The Biodiversity Collection is intended to be a permanent element of the park’s infrastructure, and will consist of comprehensive sampling of Gorongosa’s multicellular life (initially to include only plants and selected groups of invertebrates, later to be expanded to other groups.) The synoptic collection will include only a few voucher specimens for each species recorded from the park. All duplicate material collected during survey activities will be ultimately deposited in the Museum of Natural History in Maputo, with additional specimens deposited in institutions conducting the surveys. All species recorded from the park will be genetically barcoded using standard (mostly mitochondrial) DNA markers, and the resulting barcodes will be included in the Barcode of Life Database. This will be done in collaboration with the Canadian Centre for DNA Barcoding, an institution interested in making Gorongosa one of its focal sites for exhaustive documentation of genetic diversity of tropical ecosystems.
The collection facility is not intended to include an exhibit area for general visitors to the park, but it will ultimately provide material and specimens for a public educational display associated with the park’s visitor center.
The value of having a synoptic specimen collection within the park is immense. First and foremost, these specimens will provide permanent record of occurrence for each species recorded from the park, immediately accessible to all researchers and students working within the Gorongosa ecosystem. This is particularly valuable for groups in which quick species identification in the field is not possible. While there is no need to preserve voucher specimens for most vertebrate species (other than small tissue or scat samples for DNA barcoding), the majority of invertebrate groups as well as many groups of vascular and non-vascular plants have never been systematically surveyed in Mozambique, and reliable identification tools for them are virtually non-existent. A voucher collection, which initially may consist largely of morphospecies (morphologically distinct, yet unidentified specimens), but one that will be progressively refined and authoritatively identified by visiting scientists, is bound to prove invaluable to both researchers and other personnel working in the park.
In addition to physical storage of specimens and DNA barcoding of all collected taxa, every species recorded in Gorongosa will be photographed to record its taxonomically informative characteristics. These visual data will be made publicly available and shared with major international biological databases, such as GBIF and EOL. Imaging of smaller specimens will include advanced image stacking techniques.
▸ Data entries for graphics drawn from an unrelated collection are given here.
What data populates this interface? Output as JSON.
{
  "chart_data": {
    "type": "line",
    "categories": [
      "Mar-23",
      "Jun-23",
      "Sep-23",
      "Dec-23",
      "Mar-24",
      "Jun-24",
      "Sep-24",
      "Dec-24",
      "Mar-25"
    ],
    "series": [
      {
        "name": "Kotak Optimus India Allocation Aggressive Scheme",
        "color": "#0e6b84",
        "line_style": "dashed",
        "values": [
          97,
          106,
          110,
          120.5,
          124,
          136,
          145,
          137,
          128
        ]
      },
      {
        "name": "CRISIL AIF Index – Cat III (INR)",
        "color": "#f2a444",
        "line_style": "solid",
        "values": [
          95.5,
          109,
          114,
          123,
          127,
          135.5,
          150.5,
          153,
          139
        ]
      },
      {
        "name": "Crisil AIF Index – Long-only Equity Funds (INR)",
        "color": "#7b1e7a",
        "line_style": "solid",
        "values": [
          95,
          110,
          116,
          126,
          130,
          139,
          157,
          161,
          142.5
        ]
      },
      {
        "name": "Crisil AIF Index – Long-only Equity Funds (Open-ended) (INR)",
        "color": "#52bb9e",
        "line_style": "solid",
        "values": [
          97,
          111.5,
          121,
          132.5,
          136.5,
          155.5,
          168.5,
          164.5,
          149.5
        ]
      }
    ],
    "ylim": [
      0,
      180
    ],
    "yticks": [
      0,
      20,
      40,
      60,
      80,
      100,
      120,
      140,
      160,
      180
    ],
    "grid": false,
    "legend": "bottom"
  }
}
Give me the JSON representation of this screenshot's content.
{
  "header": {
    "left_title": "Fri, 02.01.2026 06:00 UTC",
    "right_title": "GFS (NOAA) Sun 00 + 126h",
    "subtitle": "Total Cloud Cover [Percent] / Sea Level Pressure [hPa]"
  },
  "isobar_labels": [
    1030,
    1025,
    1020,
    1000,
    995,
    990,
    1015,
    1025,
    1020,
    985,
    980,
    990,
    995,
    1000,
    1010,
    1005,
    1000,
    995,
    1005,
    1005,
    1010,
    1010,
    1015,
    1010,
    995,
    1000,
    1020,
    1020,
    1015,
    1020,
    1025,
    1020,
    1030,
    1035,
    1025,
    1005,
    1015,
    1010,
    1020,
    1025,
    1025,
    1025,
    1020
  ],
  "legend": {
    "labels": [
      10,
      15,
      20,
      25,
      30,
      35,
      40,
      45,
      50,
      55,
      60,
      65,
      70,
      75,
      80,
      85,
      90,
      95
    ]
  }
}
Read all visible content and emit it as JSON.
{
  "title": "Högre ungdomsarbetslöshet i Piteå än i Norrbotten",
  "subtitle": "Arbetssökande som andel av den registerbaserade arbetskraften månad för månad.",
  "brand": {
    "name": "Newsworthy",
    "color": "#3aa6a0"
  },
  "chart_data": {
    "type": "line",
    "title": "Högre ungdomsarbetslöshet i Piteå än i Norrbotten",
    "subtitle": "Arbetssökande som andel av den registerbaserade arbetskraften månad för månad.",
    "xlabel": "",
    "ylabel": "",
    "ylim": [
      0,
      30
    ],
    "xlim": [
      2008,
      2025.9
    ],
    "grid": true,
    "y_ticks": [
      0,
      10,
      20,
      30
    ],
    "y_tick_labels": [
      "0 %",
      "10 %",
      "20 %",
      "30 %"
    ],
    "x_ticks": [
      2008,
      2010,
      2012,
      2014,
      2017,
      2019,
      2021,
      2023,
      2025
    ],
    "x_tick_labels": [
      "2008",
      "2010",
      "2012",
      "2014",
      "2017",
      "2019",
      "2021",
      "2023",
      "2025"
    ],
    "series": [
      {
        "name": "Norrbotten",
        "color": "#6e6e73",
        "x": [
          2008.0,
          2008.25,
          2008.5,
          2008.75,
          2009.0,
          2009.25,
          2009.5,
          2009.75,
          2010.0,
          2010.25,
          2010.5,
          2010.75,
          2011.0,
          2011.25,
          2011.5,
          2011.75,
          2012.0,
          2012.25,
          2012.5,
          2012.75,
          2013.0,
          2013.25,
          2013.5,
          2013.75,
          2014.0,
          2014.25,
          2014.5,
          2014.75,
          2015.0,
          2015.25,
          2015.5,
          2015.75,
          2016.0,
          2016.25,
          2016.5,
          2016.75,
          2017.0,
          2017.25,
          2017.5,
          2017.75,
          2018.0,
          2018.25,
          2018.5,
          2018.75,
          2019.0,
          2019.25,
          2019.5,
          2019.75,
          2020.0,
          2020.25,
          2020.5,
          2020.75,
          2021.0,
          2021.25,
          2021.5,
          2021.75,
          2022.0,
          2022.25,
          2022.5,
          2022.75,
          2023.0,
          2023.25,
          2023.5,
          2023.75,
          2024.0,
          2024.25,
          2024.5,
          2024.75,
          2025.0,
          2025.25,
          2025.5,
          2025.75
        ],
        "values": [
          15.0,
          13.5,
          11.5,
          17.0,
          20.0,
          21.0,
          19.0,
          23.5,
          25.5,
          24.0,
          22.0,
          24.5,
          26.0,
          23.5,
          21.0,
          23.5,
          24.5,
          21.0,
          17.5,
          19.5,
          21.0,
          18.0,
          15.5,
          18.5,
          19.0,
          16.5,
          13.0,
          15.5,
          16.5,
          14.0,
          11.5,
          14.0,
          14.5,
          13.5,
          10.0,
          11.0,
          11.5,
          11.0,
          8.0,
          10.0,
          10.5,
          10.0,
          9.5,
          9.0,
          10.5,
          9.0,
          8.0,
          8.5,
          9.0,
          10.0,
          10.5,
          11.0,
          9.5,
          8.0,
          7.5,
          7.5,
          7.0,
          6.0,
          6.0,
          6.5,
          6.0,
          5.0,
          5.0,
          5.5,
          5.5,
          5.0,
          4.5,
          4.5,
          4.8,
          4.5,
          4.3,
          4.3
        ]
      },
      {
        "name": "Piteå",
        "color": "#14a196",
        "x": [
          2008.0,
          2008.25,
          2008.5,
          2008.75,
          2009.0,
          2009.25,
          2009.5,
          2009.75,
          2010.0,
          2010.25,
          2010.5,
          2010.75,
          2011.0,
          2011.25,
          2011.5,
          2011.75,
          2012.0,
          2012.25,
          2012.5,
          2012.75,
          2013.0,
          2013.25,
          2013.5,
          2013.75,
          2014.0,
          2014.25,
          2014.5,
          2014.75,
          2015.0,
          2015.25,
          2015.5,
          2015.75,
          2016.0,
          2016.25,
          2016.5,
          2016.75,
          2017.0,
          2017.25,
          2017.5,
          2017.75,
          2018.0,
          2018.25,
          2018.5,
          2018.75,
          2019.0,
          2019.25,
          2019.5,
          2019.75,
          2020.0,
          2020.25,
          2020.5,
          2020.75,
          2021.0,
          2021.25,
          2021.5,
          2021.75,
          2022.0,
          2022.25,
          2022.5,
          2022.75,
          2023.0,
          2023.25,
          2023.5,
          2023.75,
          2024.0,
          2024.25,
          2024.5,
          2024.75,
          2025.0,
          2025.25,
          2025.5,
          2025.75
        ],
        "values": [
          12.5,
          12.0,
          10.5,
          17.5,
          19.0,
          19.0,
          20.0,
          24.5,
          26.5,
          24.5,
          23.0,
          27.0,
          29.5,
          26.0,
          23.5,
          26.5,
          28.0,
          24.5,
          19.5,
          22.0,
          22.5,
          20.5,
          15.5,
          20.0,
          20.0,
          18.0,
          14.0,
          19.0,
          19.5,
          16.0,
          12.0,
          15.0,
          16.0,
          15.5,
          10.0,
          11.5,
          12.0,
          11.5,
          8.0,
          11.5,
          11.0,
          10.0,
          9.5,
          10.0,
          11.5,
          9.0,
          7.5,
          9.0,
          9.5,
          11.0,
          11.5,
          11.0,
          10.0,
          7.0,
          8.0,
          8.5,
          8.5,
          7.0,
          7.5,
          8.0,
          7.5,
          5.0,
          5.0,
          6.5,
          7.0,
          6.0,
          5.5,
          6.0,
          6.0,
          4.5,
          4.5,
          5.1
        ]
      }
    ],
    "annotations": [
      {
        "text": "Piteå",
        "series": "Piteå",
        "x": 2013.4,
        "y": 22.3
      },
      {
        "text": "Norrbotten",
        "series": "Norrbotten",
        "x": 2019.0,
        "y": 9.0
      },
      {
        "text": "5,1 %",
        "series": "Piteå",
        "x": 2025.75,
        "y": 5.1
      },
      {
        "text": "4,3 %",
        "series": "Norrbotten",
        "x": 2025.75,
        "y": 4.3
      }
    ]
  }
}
The positive impact of synoptic collections within national parks has been demonstrated in Costa Rica, where entomological and botanical collections housed within La Selva Biological Station (bordering on and continuous with the Braulio Carillo National Park) have spurred and facilitated hundreds of research projects over the last 20 years, and contributed to the undisputed position of La Selva as the prime and preferred biological research site in Central America. The synoptic collections stored at La Selva are also routinely used during ecological, botanical, and zoological courses and workshops conducted by the Organization for Tropical Studies to demonstrate the biotic richness of the BCNP, and provide the ultimate identification tools for students conducting short research projects during those courses/workshops. In Mozambique, where transportation infrastructure is less developed than in Costa Rica, the availability of on-site biological reference collection is even more important. While the national collection in Maputo will receive duplicates of all species recorded from Gorongosa, researchers and students working in the park will certainly appreciate not having to commute there in order to perform routine identification of the material. The Gorongosa synoptic collection will also be the first such collection in any African national park. Its value in training local students and parataxonomists in species identification and monitoring cannot be overestimated.